The United States Senate confirmed Paul Atkins as Chair of the Securities and Exchange Commission (SEC) in a 52-44 vote on April 9.
The decision, supported entirely by Senate Republicans, initiates a departure from the enforcement-led regulatory approach under former Chair Gary Gensler.
Atkins, a former SEC Commissioner and longtime Wall Street consultant, is positioned to recalibrate the agency’s relationship with digital assets.
Background and confirmation
Atkins’ nomination advanced through the Senate Banking Committee in early April. Once sworn in, he will serve the remainder of the current term through June 2026, succeeding Acting Chair Mark Uyeda, who has overseen the Commission since Gensler’s resignation in January.
Uyeda’s short tenure already introduced deregulatory steps, including the dismissal of several ongoing crypto-related enforcement cases and the repeal of SAB 121, an internal rule that constrained crypto custody by public companies.
Atkins served on the SEC from 2002 to 2008 and has since led Patomak Global Partners, a consultancy that advises financial and digital asset firms on compliance and risk strategy.
He also led the Token Alliance, a crypto advocacy group. Ethics filings show Atkins and his spouse possess up to $6 million in crypto-related assets.
Regulatory orientation and philosophical differences
Atkins’ confirmation signals a philosophical reversal from Gensler’s tenure. While Gensler advanced over 100 crypto-related enforcement actions and repeatedly framed the space as speculative and noncompliant, Atkins has advocated for a codified regulatory structure that supports digital asset innovation while maintaining investor protections through a principles-based lens.
During his confirmation hearing, Atkins emphasized the need for a rational and coherent framework to address digital assets. He expressed intent to coordinate with the CFTC and Congress to address gaps in jurisdiction and rulemaking. His approach aligns with broader priorities under the Trump administration to position the US as a global hub for Bitcoin and blockchain-driven finance.
In contrast, Gensler maintained that most tokens fell under existing securities laws and pushed for enforcement-first oversight.
Although he acknowledged that Bitcoin was not a security and oversaw the approval of futures-based Bitcoin ETFs, he remained skeptical of the broader ecosystem, warning that many projects operated more like venture capital experiments than sustainable products.
Crypto policy trajectory
Atkins inherits a Commission already undergoing transition. Under Uyeda, the SEC began reducing its regulatory pressure on the digital asset sector. Notably, internal guidance was issued to exclude several crypto asset classes from securities classification, and an internal task force was assembled to engage with industry stakeholders.
These preliminary efforts foreshadow Atkins’ expected direction. The crypto community anticipates a rapid move to codify policy changes, accelerate ETF approvals, and formalize the distinction between decentralized and centralized digital assets. The leadership shift is a structural inflection point, potentially reshaping how capital markets interact with tokenized instruments.

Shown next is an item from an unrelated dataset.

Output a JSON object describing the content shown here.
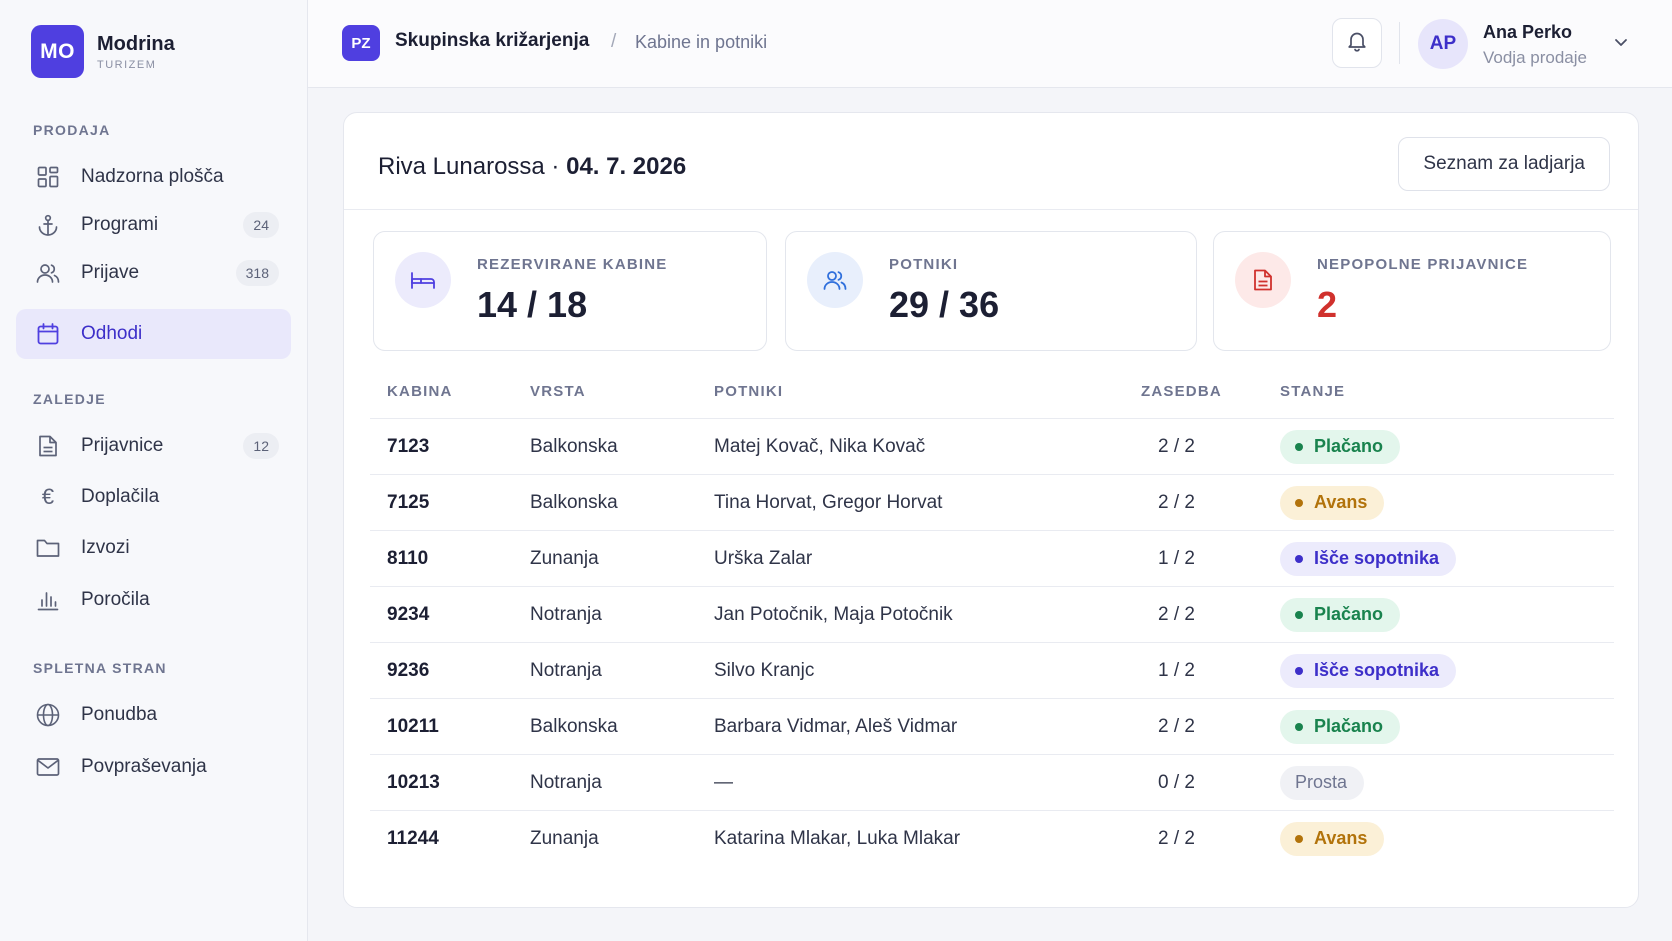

Proposals are already circulating that could establish safe harbor provisions for decentralized protocols and streamline compliance pathways. Several pending ETF applications for tokens like XRP and Solana, previously stalled, may now find a more receptive audience.
Broader implications
Atkins’ deregulatory orientation also extends to traditional markets. He has voiced support for reducing disclosure burdens and simplifying capital formation rules for private companies.
During the confirmation process, he indicated an openness to revisiting accredited investor definitions, suggesting that financial sophistication, rather than net worth alone, should determine access to private markets.
Senate Banking Committee Chair Tim Scott stated that Atkins’ appointment would bring “regulatory clarity for digital assets,” while Acting Chair Uyeda and two other Commissioners issued a statement welcoming his return to the agency. Meanwhile, Senator Elizabeth Warren criticized his Wall Street ties and pointed to his advisory connection with FTX as disqualifying, per The Wall Street Journal.
The SEC, already subject to staff reductions under broader federal downsizing initiatives, now faces pressure to reorient its regulatory playbook. Atkins will need to manage institutional continuity while executing an agenda that redefines crypto oversight, restructures enforcement priorities, and potentially reopens dialogues around self-regulatory organizations for digital markets.